Chapel Hill News

August 24, 2014

Chapel Hill’s Mediterranean Deli adding downtown market

If all goes as planned, Mediterranean Deli owner Jamil Kadoura will open the door to a new Middle Eastern market at 414 W. Franklin St. in Chapel Hill by October.

Mediterranean Deli owner Jamil Kadoura has found a new way to bring a diverse community to the table.

If all goes as planned, Kadoura will open a new Middle Eastern market at 414 W. Franklin St. by October. The space, next to his restaurant, has been vacant since the Time After Time vintage thrift shop closed in March.

Kadoura, 53, finished negotiating the $400,000 deal in June with the Chapel Hill group that has owned the building since 2012. The property, which includes roughly half an acre, has a tax value of $380,200. Kadoura also owns the Dead Mule Club at 303 W. Franklin St. and several other local properties.

Opening the market will be a challenge, Kadoura said, but the fact that Med Deli is an established business with industry partners to whom he can turn for advice is an advantage.

“I think to me this will be very easy, and I hope it will be,” he said. “I think there are two parts of it. I am very knowledgeable of the products, of course, but the business part of it I have to learn.”

The restaurant has sold a limited number of grocery items for years, but Kadoura said they’ve never had enough shelf space for a true market.

The market will stock a range of Middle Eastern ingredients, from the flavorful Jewish and Arab cuisines of Kadoura’s native West Bank to the more subtle spices of Turkey and Iran. The market also will sell Halal meats – meeting Islamic dietary rules – and could add Kosher meats later, he said.

A deal with restaurant supplier Shaheen Enterprises Inc. will put Med Deli-brand olive oil on the shelves, Kadoura said. The Virginia company imports olive oil from the Al Koura region of Lebanon – the best in the world, he said.

The restaurant can use items that sell poorly or too slowly, he said, and customers will be able to order special items that might not be available locally.

“It’s going to complete the whole picture when you have the bakery, the grocery, you have the Halal meat, you have the deli,” Kadoura said. “I hope my kids will keep it running after I go, because I want it ... to always stay here, because it is very special to me.”

Kadoura was 7 when the Arabs and Israelis fought the Six-Day War in 1967. His family – two wives and 16 children – fled to the mountains, lost its land and was resettled in a refugee camp near the West Bank city of Nablus.

In 1982, he immigrated to the United States and studied business management at the Minnesota School of Business. After working his way to the top of the hospitality industry, Kadoura opened Med Deli in 1992.

The restaurant first offered only a few Middle Eastern and Greek specialties that Kadoura developed with his mother Ayshi Qadoura and sister Nabila Hassan. Over the years, he expanded and renovated. Med Deli now has more than 60 items, two bakeries and a catering service that comprises roughly 30 percent of the business.

Kadoura moves around excitedly as he talks about the most recent addition – gluten-free pita bread. He put in long hours for nearly two years to perfect the vegan recipe, one of three brands certified by the Gluten Intolerance Group, he said. Stores across the Triangle are stocking it, he said.

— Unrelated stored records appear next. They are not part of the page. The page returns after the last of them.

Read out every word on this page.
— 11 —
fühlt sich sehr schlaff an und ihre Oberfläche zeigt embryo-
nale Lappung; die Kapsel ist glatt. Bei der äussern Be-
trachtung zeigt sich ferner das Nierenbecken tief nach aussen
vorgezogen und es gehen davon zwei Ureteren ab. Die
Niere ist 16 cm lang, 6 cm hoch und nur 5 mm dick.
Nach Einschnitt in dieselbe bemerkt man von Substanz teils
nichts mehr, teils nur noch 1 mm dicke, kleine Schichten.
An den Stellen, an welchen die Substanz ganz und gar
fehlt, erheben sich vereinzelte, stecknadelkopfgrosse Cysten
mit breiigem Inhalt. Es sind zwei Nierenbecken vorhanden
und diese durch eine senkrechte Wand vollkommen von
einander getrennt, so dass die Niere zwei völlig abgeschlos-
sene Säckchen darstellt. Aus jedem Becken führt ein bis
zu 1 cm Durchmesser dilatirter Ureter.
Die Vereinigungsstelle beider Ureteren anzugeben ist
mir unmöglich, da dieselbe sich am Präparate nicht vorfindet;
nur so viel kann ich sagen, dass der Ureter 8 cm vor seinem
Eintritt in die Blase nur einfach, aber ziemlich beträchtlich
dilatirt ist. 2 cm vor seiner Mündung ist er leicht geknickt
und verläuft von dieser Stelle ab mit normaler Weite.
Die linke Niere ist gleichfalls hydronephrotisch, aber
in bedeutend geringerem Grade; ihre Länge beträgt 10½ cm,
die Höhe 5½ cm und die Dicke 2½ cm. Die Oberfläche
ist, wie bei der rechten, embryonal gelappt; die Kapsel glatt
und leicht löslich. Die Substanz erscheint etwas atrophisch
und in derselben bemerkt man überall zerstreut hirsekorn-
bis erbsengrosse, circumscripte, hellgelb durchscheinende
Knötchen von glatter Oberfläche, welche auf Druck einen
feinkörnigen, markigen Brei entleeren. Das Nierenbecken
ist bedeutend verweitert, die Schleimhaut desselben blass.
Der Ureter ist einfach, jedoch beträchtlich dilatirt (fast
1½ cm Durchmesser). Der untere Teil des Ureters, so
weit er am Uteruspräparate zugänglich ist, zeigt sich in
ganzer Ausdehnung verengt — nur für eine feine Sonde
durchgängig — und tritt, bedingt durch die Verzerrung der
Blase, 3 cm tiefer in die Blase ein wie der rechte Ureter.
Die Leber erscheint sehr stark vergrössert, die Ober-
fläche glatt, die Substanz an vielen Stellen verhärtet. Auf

The gluten-free pita is made in a Kosher bakery facility in Med Deli’s basement; the regular pita, made with unbleached, local flour, is produced in a smaller bakery upstairs. Kadoura said the smaller bakery could change slightly during the renovations. A deli case that hugs one side of the restaurant will be extended across the space, and part of a wall between the market and the 150-seat restaurant will be removed for passage.

“I think it’s going to be really, really good. I’m really, really excited,” Kadoura said. “I just got over the excitement of the gluten-free (pita), and now this has come, and it’s heaven to me.”